Una frase che sintetizza, in maniera tutt’altro che banale, il divario che esiste tra i due generi.
Un giorno Barbie sente di dover esprimere sentimenti che non le solo propri e questo la porterà ad aprire un varco col mondo reale per conoscere il motivo che la sta cambiando.
Verrà con lei Ken, nel film suo innamorato, da lei non ricambiato.
Barbie scoprirà cosa è la vita umana, la sua fragile imperfezione, le sue quotidiane contraddizioni e proprio da queste sarà conquistata.
Finalmente incrocia la donna che le ha ispirato quello strano malessere: una donna in carriera, moglie annoiata e madre bistrattata di un’adolescente.

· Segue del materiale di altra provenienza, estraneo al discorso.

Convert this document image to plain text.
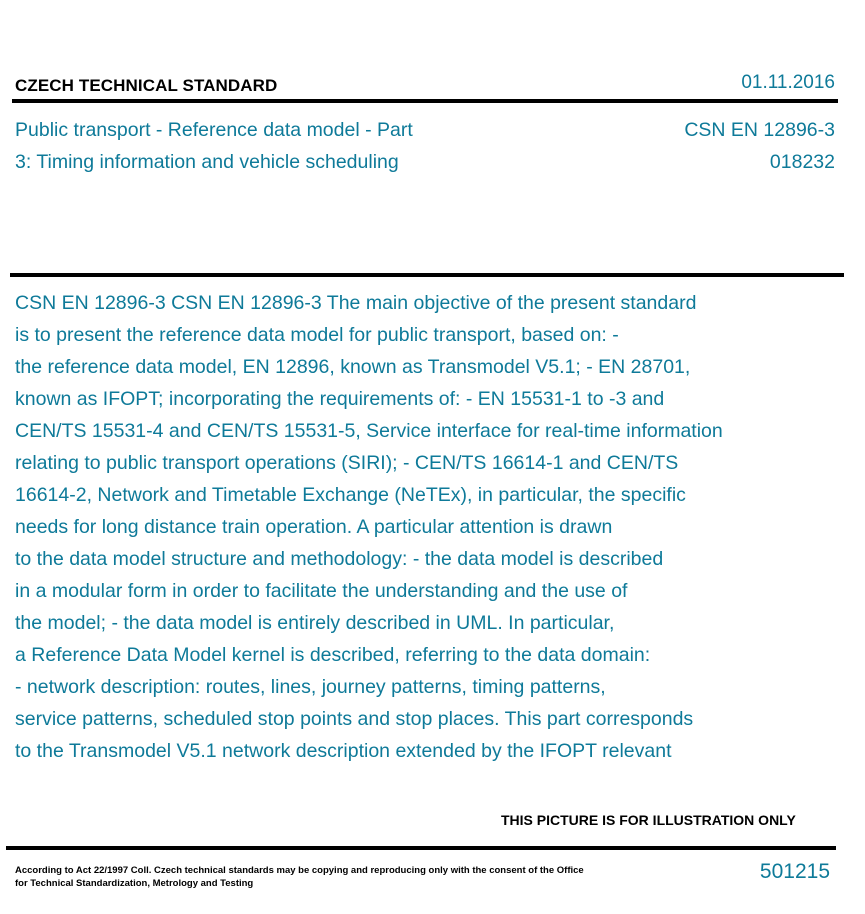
CZECH TECHNICAL STANDARD	01.11.2016
Public transport - Reference data model - Part
3: Timing information and vehicle scheduling
CSN EN 12896-3
018232
CSN EN 12896-3 CSN EN 12896-3 The main objective of the present standard
is to present the reference data model for public transport, based on: -
the reference data model, EN 12896, known as Transmodel V5.1; - EN 28701,
known as IFOPT; incorporating the requirements of: - EN 15531-1 to -3 and
CEN/TS 15531-4 and CEN/TS 15531-5, Service interface for real-time information
relating to public transport operations (SIRI); - CEN/TS 16614-1 and CEN/TS
16614-2, Network and Timetable Exchange (NeTEx), in particular, the specific
needs for long distance train operation. A particular attention is drawn
to the data model structure and methodology: - the data model is described
in a modular form in order to facilitate the understanding and the use of
the model; - the data model is entirely described in UML. In particular,
a Reference Data Model kernel is described, referring to the data domain:
- network description: routes, lines, journey patterns, timing patterns,
service patterns, scheduled stop points and stop places. This part corresponds
to the Transmodel V5.1 network description extended by the IFOPT relevant
THIS PICTURE IS FOR ILLUSTRATION ONLY
According to Act 22/1997 Coll. Czech technical standards may be copying and reproducing only with the consent of the Office
for Technical Standardization, Metrology and Testing	501215
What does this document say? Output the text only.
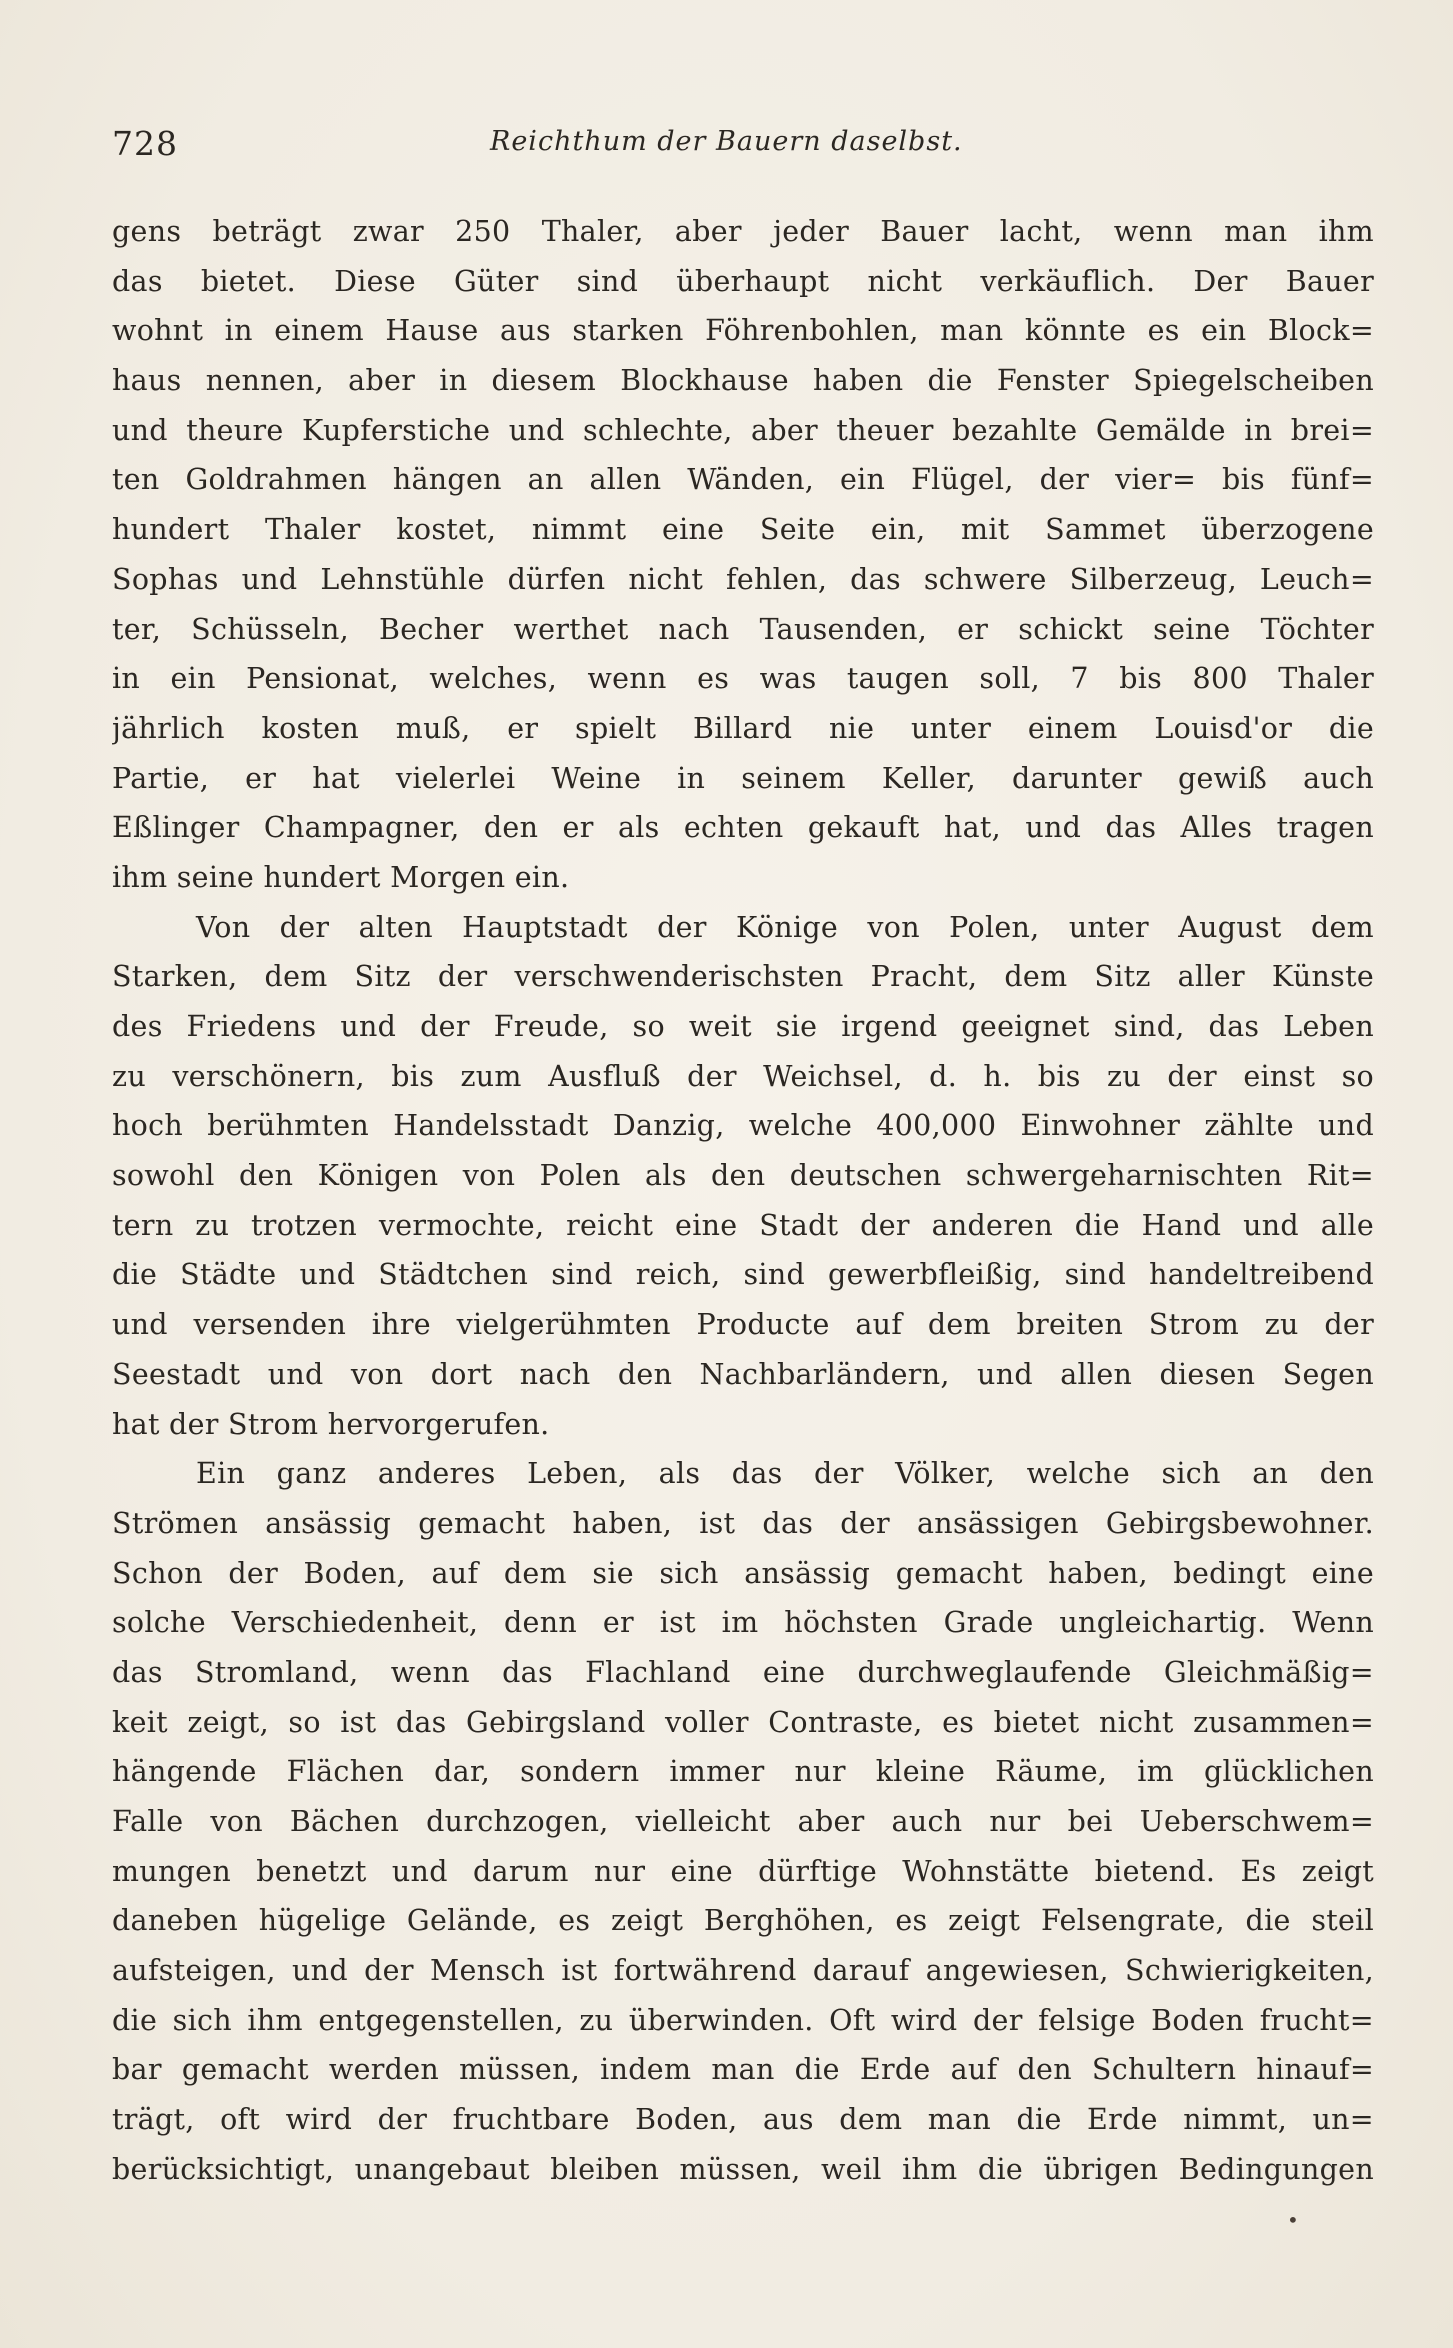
728	Reichthum der Bauern daselbst.
gens beträgt zwar 250 Thaler, aber jeder Bauer lacht, wenn man ihm
das bietet. Diese Güter sind überhaupt nicht verkäuflich. Der Bauer
wohnt in einem Hause aus starken Föhrenbohlen, man könnte es ein Block=
haus nennen, aber in diesem Blockhause haben die Fenster Spiegelscheiben
und theure Kupferstiche und schlechte, aber theuer bezahlte Gemälde in brei=
ten Goldrahmen hängen an allen Wänden, ein Flügel, der vier= bis fünf=
hundert Thaler kostet, nimmt eine Seite ein, mit Sammet überzogene
Sophas und Lehnstühle dürfen nicht fehlen, das schwere Silberzeug, Leuch=
ter, Schüsseln, Becher werthet nach Tausenden, er schickt seine Töchter
in ein Pensionat, welches, wenn es was taugen soll, 7 bis 800 Thaler
jährlich kosten muß, er spielt Billard nie unter einem Louisd'or die
Partie, er hat vielerlei Weine in seinem Keller, darunter gewiß auch
Eßlinger Champagner, den er als echten gekauft hat, und das Alles tragen
ihm seine hundert Morgen ein.
Von der alten Hauptstadt der Könige von Polen, unter August dem
Starken, dem Sitz der verschwenderischsten Pracht, dem Sitz aller Künste
des Friedens und der Freude, so weit sie irgend geeignet sind, das Leben
zu verschönern, bis zum Ausfluß der Weichsel, d. h. bis zu der einst so
hoch berühmten Handelsstadt Danzig, welche 400,000 Einwohner zählte und
sowohl den Königen von Polen als den deutschen schwergeharnischten Rit=
tern zu trotzen vermochte, reicht eine Stadt der anderen die Hand und alle
die Städte und Städtchen sind reich, sind gewerbfleißig, sind handeltreibend
und versenden ihre vielgerühmten Producte auf dem breiten Strom zu der
Seestadt und von dort nach den Nachbarländern, und allen diesen Segen
hat der Strom hervorgerufen.
Ein ganz anderes Leben, als das der Völker, welche sich an den
Strömen ansässig gemacht haben, ist das der ansässigen Gebirgsbewohner.
Schon der Boden, auf dem sie sich ansässig gemacht haben, bedingt eine
solche Verschiedenheit, denn er ist im höchsten Grade ungleichartig. Wenn
das Stromland, wenn das Flachland eine durchweglaufende Gleichmäßig=
keit zeigt, so ist das Gebirgsland voller Contraste, es bietet nicht zusammen=
hängende Flächen dar, sondern immer nur kleine Räume, im glücklichen
Falle von Bächen durchzogen, vielleicht aber auch nur bei Ueberschwem=
mungen benetzt und darum nur eine dürftige Wohnstätte bietend. Es zeigt
daneben hügelige Gelände, es zeigt Berghöhen, es zeigt Felsengrate, die steil
aufsteigen, und der Mensch ist fortwährend darauf angewiesen, Schwierigkeiten,
die sich ihm entgegenstellen, zu überwinden. Oft wird der felsige Boden frucht=
bar gemacht werden müssen, indem man die Erde auf den Schultern hinauf=
trägt, oft wird der fruchtbare Boden, aus dem man die Erde nimmt, un=
berücksichtigt, unangebaut bleiben müssen, weil ihm die übrigen Bedingungen
•
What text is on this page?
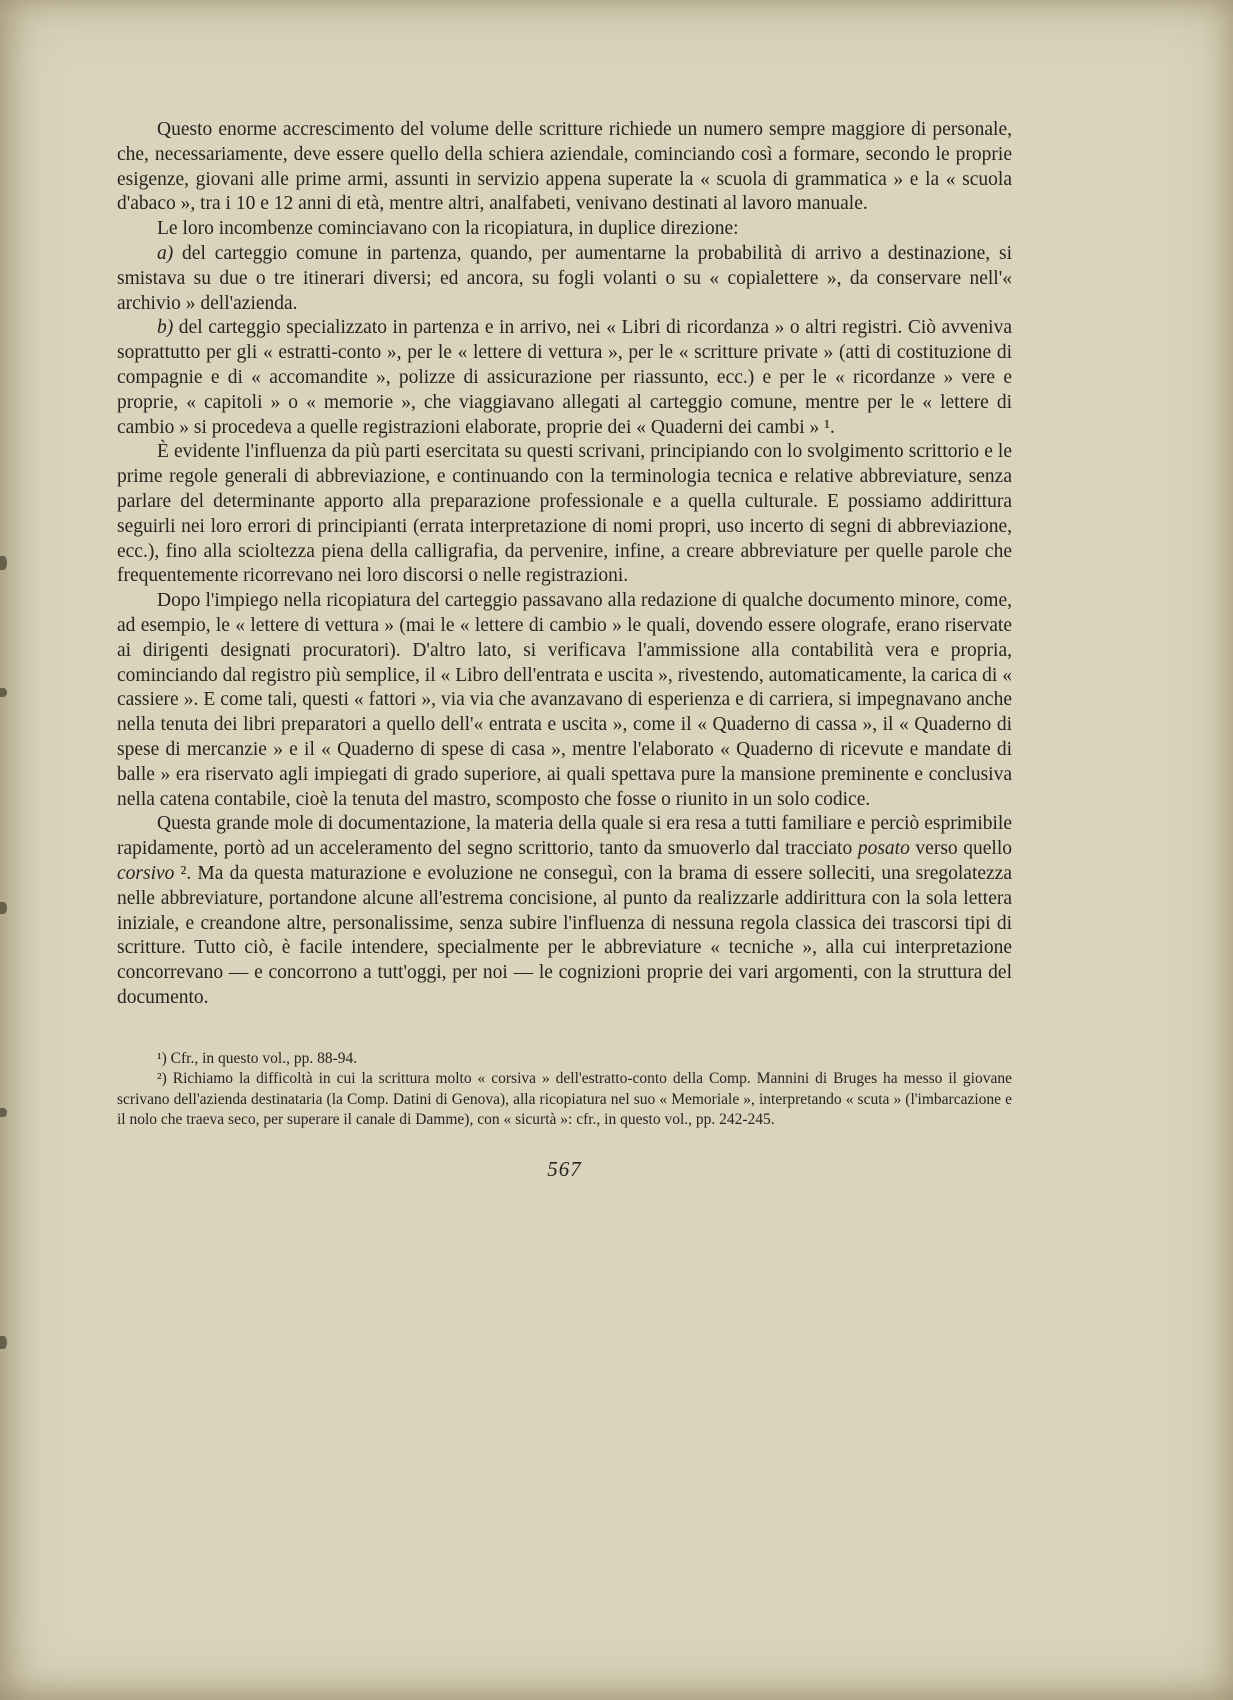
Questo enorme accrescimento del volume delle scritture richiede un numero sempre maggiore di personale, che, necessariamente, deve essere quello della schiera aziendale, cominciando così a formare, secondo le proprie esigenze, giovani alle prime armi, assunti in servizio appena superate la « scuola di grammatica » e la « scuola d'abaco », tra i 10 e 12 anni di età, mentre altri, analfabeti, venivano destinati al lavoro manuale.

Le loro incombenze cominciavano con la ricopiatura, in duplice direzione:

a) del carteggio comune in partenza, quando, per aumentarne la probabilità di arrivo a destinazione, si smistava su due o tre itinerari diversi; ed ancora, su fogli volanti o su « copialettere », da conservare nell'« archivio » dell'azienda.

b) del carteggio specializzato in partenza e in arrivo, nei « Libri di ricordanza » o altri registri. Ciò avveniva soprattutto per gli « estratti-conto », per le « lettere di vettura », per le « scritture private » (atti di costituzione di compagnie e di « accomandite », polizze di assicurazione per riassunto, ecc.) e per le « ricordanze » vere e proprie, « capitoli » o « memorie », che viaggiavano allegati al carteggio comune, mentre per le « lettere di cambio » si procedeva a quelle registrazioni elaborate, proprie dei « Quaderni dei cambi » ¹.

È evidente l'influenza da più parti esercitata su questi scrivani, principiando con lo svolgimento scrittorio e le prime regole generali di abbreviazione, e continuando con la terminologia tecnica e relative abbreviature, senza parlare del determinante apporto alla preparazione professionale e a quella culturale. E possiamo addirittura seguirli nei loro errori di principianti (errata interpretazione di nomi propri, uso incerto di segni di abbreviazione, ecc.), fino alla scioltezza piena della calligrafia, da pervenire, infine, a creare abbreviature per quelle parole che frequentemente ricorrevano nei loro discorsi o nelle registrazioni.

Dopo l'impiego nella ricopiatura del carteggio passavano alla redazione di qualche documento minore, come, ad esempio, le « lettere di vettura » (mai le « lettere di cambio » le quali, dovendo essere olografe, erano riservate ai dirigenti designati procuratori). D'altro lato, si verificava l'ammissione alla contabilità vera e propria, cominciando dal registro più semplice, il « Libro dell'entrata e uscita », rivestendo, automaticamente, la carica di « cassiere ». E come tali, questi « fattori », via via che avanzavano di esperienza e di carriera, si impegnavano anche nella tenuta dei libri preparatori a quello dell'« entrata e uscita », come il « Quaderno di cassa », il « Quaderno di spese di mercanzie » e il « Quaderno di spese di casa », mentre l'elaborato « Quaderno di ricevute e mandate di balle » era riservato agli impiegati di grado superiore, ai quali spettava pure la mansione preminente e conclusiva nella catena contabile, cioè la tenuta del mastro, scomposto che fosse o riunito in un solo codice.

Questa grande mole di documentazione, la materia della quale si era resa a tutti familiare e perciò esprimibile rapidamente, portò ad un acceleramento del segno scrittorio, tanto da smuoverlo dal tracciato posato verso quello corsivo ². Ma da questa maturazione e evoluzione ne conseguì, con la brama di essere solleciti, una sregolatezza nelle abbreviature, portandone alcune all'estrema concisione, al punto da realizzarle addirittura con la sola lettera iniziale, e creandone altre, personalissime, senza subire l'influenza di nessuna regola classica dei trascorsi tipi di scritture. Tutto ciò, è facile intendere, specialmente per le abbreviature « tecniche », alla cui interpretazione concorrevano — e concorrono a tutt'oggi, per noi — le cognizioni proprie dei vari argomenti, con la struttura del documento.

¹) Cfr., in questo vol., pp. 88-94.

²) Richiamo la difficoltà in cui la scrittura molto « corsiva » dell'estratto-conto della Comp. Mannini di Bruges ha messo il giovane scrivano dell'azienda destinataria (la Comp. Datini di Genova), alla ricopiatura nel suo « Memoriale », interpretando « scuta » (l'imbarcazione e il nolo che traeva seco, per superare il canale di Damme), con « sicurtà »: cfr., in questo vol., pp. 242-245.

567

Una donna piegata da quella sensazione di insicurezza, inadeguatezza, incapacità, che oscura la sua quotidiana serenità.
Barbie è venuta per salvare lei (?) così come lei salverà Barbie.
Frattanto Ken, si scontra con la dimensione del patriarcato, dove gli uomini hanno pieno potere e preso dal machismo del mondo moderno, tenta un colpo di stato su Barbieland.
Sennonché anche questa dimensione si rivela sbagliata. Apparentemente le cose tornano all’origine, ma poi, Barbie, ormai cambiata, sceglie la vita in carne e ossa.
C’è chi schernisce il maxi tema del film parlando di femminismo vs maschilismo, ma, si ricordi, Barbie è figlia del proprio tempo, il femminismo allora era la presa di posizione nei confronti di un sistema altamente maschilista, totalmente sperequato.
Barbieland, nella sua estremizzazione, pareggia i conti con il mondo a cui si oppone, quello da cui è nata.
Qui ogni bambina, ogni futura donna, può aspirare a divenire qualunque cosa voglia.
Nel film la contrapposizione con il mondo ‘reale’ è totale, è abissale, due lati di una medaglia, due eccessi e come tali entrambi sbagliati.
Forse, proprio da qui occorre ripartire per dare il giusto valore ad ognuno aldilà del genere.